Material Characterization and Remelting Behavior of Recycled Aluminum Briquettes Produced from Machining Chips

This study presents a material-level characterization of recycled aluminum briquettes produced by cold pressing Al–Si–Mg machining chips and investigates their behavior during subsequent remelting. The study evaluates density, porosity, chemical composition, and metallurgical yield before and after remelting, with the aim of assessing material-related prerequisites for potential metallurgical reuse applications. The cold-pressed briquette (Sample A) exhibited a bulk density of 2.29 g·cm−3 and an estimated porosity of 14.6%, attributed mainly to intergranular voids and residual surface contaminants.
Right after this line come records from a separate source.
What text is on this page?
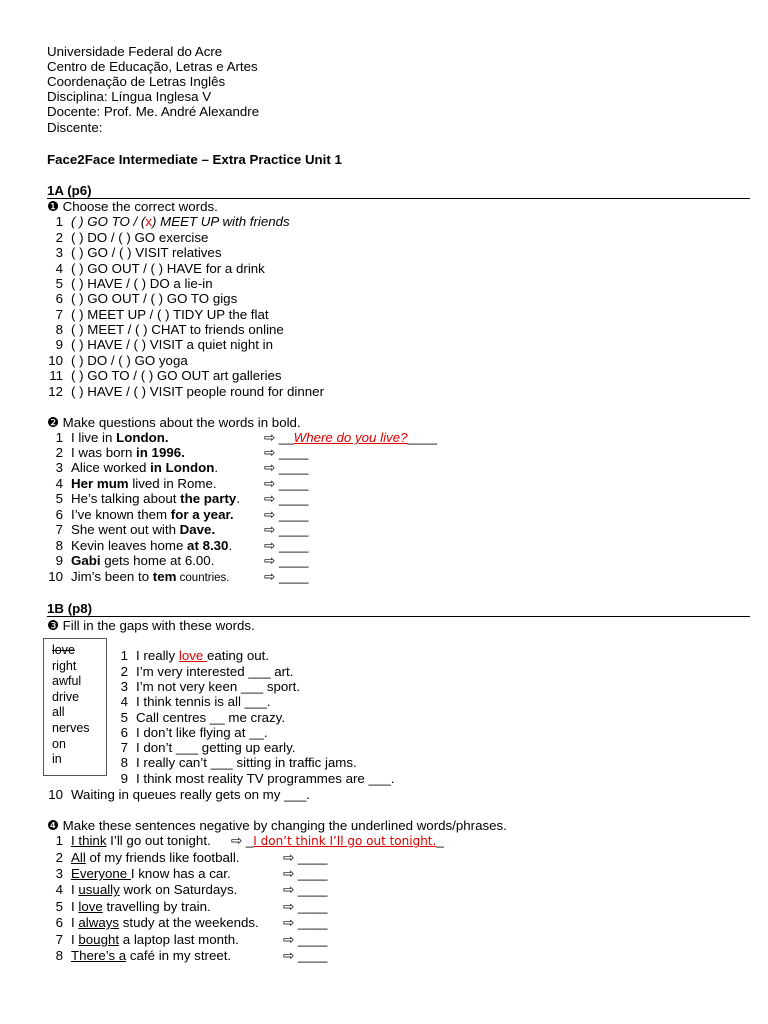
Universidade Federal do Acre
Centro de Educação, Letras e Artes
Coordenação de Letras Inglês
Disciplina: Língua Inglesa V
Docente: Prof. Me. André Alexandre
Discente:
Face2Face Intermediate – Extra Practice Unit 1
1A (p6)
❶ Choose the correct words.
1 ( ) GO TO / (x) MEET UP with friends
2 ( ) DO / ( ) GO exercise
3 ( ) GO / ( ) VISIT relatives
4 ( ) GO OUT / ( ) HAVE for a drink
5 ( ) HAVE / ( ) DO a lie-in
6 ( ) GO OUT / ( ) GO TO gigs
7 ( ) MEET UP / ( ) TIDY UP the flat
8 ( ) MEET / ( ) CHAT to friends online
9 ( ) HAVE / ( ) VISIT a quiet night in
10 ( ) DO / ( ) GO yoga
11 ( ) GO TO / ( ) GO OUT art galleries
12 ( ) HAVE / ( ) VISIT people round for dinner
❷ Make questions about the words in bold.
1 I live in London.	⇨ __Where do you live?____
2 I was born in 1996.	⇨ ____
3 Alice worked in London.	⇨ ____
4 Her mum lived in Rome.	⇨ ____
5 He’s talking about the party. ⇨ ____
6 I’ve known them for a year. ⇨ ____
7 She went out with Dave.	⇨ ____
8 Kevin leaves home at 8.30. ⇨ ____
9 Gabi gets home at 6.00.	⇨ ____
10 Jim’s been to tem countries.	⇨ ____
1B (p8)
❸ Fill in the gaps with these words.
love
right
awful
drive
all
nerves
on
in
1 I really love eating out.
2 I’m very interested ___ art.
3 I’m not very keen ___ sport.
4 I think tennis is all ___.
5 Call centres __ me crazy.
6 I don’t like flying at __.
7 I don’t ___ getting up early.
8 I really can’t ___ sitting in traffic jams.
9 I think most reality TV programmes are ___.
10 Waiting in queues really gets on my ___.
❹ Make these sentences negative by changing the underlined words/phrases.
1 I think I’ll go out tonight. ⇨ _I don’t think I’ll go out tonight._
2 All of my friends like football.	⇨ ____
3 Everyone I know has a car.	⇨ ____
4 I usually work on Saturdays.	⇨ ____
5 I love travelling by train.	⇨ ____
6 I always study at the weekends. ⇨ ____
7 I bought a laptop last month.	⇨ ____
8 There’s a café in my street.	⇨ ____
After melting and resolidification (Sample B), the density increased to 2.388 g·cm−3, while the estimated porosity decreased to 10.9%. Handheld ED-XRF analysis indicated no substantial compositional variation within the instrumental uncertainty range after remelting. SEM–EDS observations revealed Al-rich surface regions containing minor oxygen contributions associated with naturally formed surface oxides, while no pronounced intermetallic features were observed at the analyzed surface locations. The remelting process achieved a metallurgical yield of 94.2% with low dross generation. The results indicate that appropriately preprocessed and compacted aluminum machining chips can form mechanically stable briquettes with favorable remelting characteristics and potential applicability in secondary metallurgical processing. However, the present study does not evaluate deoxidation efficiency under molten steel conditions, which remains a subject for future investigation.